Of course this is only Mr. Davis’ interpretation of the incident. According to the cops Mr. Davis was behaving drunk and disorderly. But we do know that Mr. Davis was not drunk so its quite possible that the officers were, at best, mistaken or, at worst, liars. Given this fact, it is quite possible that the officers were further mistaken and Mr. Davis was not disorderly as well. And despite what police officers may try to sell as just part of a day’s work, a suspect should never come into the jail house with facial fractures resulting from being arrested. When the officers were confronted by Richard Matthews, a white journalist, another officer demonstrated his public hostility by jabbing his finger into the journalist’s chest while pushing him up against an automobile.

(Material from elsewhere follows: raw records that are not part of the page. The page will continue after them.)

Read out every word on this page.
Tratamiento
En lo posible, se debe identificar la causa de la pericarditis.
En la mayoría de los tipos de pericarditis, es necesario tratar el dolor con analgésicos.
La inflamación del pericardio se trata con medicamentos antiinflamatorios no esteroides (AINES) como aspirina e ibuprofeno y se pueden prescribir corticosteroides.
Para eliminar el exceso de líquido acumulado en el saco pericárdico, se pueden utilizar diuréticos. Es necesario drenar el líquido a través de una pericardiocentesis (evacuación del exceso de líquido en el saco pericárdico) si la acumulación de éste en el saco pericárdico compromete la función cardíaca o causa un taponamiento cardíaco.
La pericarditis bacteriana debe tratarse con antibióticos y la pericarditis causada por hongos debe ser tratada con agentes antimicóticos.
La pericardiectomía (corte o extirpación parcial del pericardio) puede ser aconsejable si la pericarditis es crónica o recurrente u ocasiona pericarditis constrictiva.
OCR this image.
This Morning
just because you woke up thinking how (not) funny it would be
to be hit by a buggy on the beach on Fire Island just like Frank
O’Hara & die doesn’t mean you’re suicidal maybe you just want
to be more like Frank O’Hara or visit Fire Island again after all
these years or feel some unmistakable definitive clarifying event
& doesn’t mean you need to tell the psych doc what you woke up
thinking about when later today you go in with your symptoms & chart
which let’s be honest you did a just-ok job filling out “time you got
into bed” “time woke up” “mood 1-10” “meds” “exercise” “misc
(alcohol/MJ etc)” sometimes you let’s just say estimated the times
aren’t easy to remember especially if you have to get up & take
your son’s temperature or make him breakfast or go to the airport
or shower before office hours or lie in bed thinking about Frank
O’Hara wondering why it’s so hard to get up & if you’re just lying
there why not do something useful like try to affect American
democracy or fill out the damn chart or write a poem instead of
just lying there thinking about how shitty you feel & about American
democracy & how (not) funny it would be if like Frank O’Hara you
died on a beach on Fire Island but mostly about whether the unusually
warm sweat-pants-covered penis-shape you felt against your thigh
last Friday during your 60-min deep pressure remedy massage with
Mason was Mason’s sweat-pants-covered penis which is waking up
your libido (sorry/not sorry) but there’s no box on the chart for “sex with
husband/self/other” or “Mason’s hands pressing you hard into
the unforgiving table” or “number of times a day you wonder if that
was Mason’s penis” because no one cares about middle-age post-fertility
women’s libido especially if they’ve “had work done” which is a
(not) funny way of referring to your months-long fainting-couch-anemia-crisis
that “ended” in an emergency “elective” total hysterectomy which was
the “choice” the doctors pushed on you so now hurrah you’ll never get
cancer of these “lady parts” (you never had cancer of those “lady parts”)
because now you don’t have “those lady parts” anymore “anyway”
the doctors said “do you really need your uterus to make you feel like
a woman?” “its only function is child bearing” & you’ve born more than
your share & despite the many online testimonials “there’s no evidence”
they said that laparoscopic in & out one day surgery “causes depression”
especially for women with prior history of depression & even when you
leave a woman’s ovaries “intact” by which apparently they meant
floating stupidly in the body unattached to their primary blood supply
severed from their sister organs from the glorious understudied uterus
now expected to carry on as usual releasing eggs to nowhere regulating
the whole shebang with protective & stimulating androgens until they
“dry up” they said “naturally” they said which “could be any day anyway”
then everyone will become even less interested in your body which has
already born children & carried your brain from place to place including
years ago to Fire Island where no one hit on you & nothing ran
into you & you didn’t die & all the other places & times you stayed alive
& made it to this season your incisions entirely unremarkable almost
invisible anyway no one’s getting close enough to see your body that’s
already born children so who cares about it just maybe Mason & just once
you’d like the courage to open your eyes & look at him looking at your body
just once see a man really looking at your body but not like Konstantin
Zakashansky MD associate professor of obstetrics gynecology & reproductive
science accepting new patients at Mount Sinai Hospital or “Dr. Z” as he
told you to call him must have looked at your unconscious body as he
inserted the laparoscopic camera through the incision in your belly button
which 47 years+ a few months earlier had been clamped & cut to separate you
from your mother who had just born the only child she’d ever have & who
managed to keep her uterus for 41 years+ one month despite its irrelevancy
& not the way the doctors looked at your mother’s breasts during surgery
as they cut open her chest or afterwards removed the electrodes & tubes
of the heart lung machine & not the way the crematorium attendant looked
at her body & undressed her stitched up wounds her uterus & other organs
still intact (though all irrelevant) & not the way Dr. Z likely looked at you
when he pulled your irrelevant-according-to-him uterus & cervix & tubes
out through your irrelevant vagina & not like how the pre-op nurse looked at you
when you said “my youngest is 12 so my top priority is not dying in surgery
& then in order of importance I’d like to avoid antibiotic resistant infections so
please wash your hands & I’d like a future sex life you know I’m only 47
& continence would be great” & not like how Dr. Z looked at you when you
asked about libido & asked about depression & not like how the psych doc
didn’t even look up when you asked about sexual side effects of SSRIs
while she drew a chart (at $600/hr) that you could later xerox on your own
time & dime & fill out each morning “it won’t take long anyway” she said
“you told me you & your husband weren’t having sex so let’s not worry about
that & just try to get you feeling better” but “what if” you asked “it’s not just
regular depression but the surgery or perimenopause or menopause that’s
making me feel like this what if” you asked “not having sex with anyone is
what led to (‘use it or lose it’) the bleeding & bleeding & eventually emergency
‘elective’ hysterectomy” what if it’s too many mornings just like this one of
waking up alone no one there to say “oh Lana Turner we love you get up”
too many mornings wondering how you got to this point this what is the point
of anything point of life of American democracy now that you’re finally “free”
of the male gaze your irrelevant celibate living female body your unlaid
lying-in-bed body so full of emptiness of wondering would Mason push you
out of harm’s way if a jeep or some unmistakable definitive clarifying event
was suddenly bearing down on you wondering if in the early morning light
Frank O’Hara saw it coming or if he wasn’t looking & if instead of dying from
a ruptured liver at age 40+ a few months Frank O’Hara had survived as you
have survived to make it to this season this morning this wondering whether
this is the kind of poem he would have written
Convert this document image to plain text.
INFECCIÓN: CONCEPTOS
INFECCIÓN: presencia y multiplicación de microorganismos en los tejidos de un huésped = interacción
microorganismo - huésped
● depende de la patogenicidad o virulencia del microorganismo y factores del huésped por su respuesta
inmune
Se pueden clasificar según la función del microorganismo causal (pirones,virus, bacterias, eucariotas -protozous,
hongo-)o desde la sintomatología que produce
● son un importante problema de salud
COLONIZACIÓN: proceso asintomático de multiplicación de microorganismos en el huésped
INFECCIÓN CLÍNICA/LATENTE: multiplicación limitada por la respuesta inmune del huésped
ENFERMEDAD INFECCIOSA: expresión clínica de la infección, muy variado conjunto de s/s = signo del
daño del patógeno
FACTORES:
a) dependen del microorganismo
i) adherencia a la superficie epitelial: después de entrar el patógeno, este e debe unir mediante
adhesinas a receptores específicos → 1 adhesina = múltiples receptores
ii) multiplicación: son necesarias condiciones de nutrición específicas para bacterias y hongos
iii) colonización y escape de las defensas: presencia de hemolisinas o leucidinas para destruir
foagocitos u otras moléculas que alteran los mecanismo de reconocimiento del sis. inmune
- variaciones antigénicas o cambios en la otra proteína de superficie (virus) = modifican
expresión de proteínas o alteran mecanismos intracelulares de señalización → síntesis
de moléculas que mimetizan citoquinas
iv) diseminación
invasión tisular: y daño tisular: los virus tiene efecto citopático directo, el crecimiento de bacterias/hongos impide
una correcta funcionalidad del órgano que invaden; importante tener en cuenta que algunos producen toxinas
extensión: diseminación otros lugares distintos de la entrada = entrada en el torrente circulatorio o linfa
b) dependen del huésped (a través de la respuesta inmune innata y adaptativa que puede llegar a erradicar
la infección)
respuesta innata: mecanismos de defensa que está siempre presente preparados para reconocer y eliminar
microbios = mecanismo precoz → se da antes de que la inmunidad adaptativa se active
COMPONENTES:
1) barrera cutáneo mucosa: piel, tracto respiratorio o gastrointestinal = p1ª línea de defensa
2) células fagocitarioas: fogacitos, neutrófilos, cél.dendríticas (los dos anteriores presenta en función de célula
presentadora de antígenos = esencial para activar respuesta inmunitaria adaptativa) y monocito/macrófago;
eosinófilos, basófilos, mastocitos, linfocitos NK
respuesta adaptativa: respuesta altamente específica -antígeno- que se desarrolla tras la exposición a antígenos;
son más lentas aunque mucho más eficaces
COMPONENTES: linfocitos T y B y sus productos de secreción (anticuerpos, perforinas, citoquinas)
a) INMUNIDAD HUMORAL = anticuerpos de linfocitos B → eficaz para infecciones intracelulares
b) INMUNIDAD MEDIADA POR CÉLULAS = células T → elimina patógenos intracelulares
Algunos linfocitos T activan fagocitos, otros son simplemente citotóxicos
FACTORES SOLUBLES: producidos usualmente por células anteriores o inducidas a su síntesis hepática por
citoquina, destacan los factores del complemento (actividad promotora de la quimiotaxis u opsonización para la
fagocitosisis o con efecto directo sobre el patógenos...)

Now Mr. Davis wants to give the officers and the judicial system the benefit of doubt and contend that the officers were not being racist. I respectfully differ though. One of the few black people able to return to New Orleans in the aftermath of Katrina, the police officers made their choice to vent their pent up frustrations and negative emotional exhaustions on Mr. Davis who happened to be in the wrong place at the right time. Mr. Davis was the victim of the prejudice of police officers who obviously don’t think very highly of African Americans. And Mr. Davis was also the victim of prejudice from a judicial system that doesn’t think highly of African Americans.
This is the same judicial system that was willing to let Paris Hilton go home to house arrest in her playgirl mansion because she had the unprecedented and awful preexisting condition of claustrophobia. Her constitution was simply too delicate to tolerate being behind bars. At the same time, women in prison who are pregnant, probably one of the most delicate conditions for any human being, are routinely giving birth without missing a day behind bars.
And let’s not forget Scooter Libby who just a couple weeks ago received a commuted sentence from the President who was to have benefited from Mr. Libby’s crime. Having Mr. Libby spend a single day in jail was simply too excessive from the President’s perspective even though Mr. Bush wouldn’t lift a finger to save even retarded people from the murder machine called the Texas judicial system.
Mr. Davis can give the system the benefit of his doubt if he wants. However, it is obviously his prerogative. But it is also obvious that Mr. Davis can consider himself one of the latest African Americans to fall victim of a prejudicial legal system marketed to mainstream America as fair and just.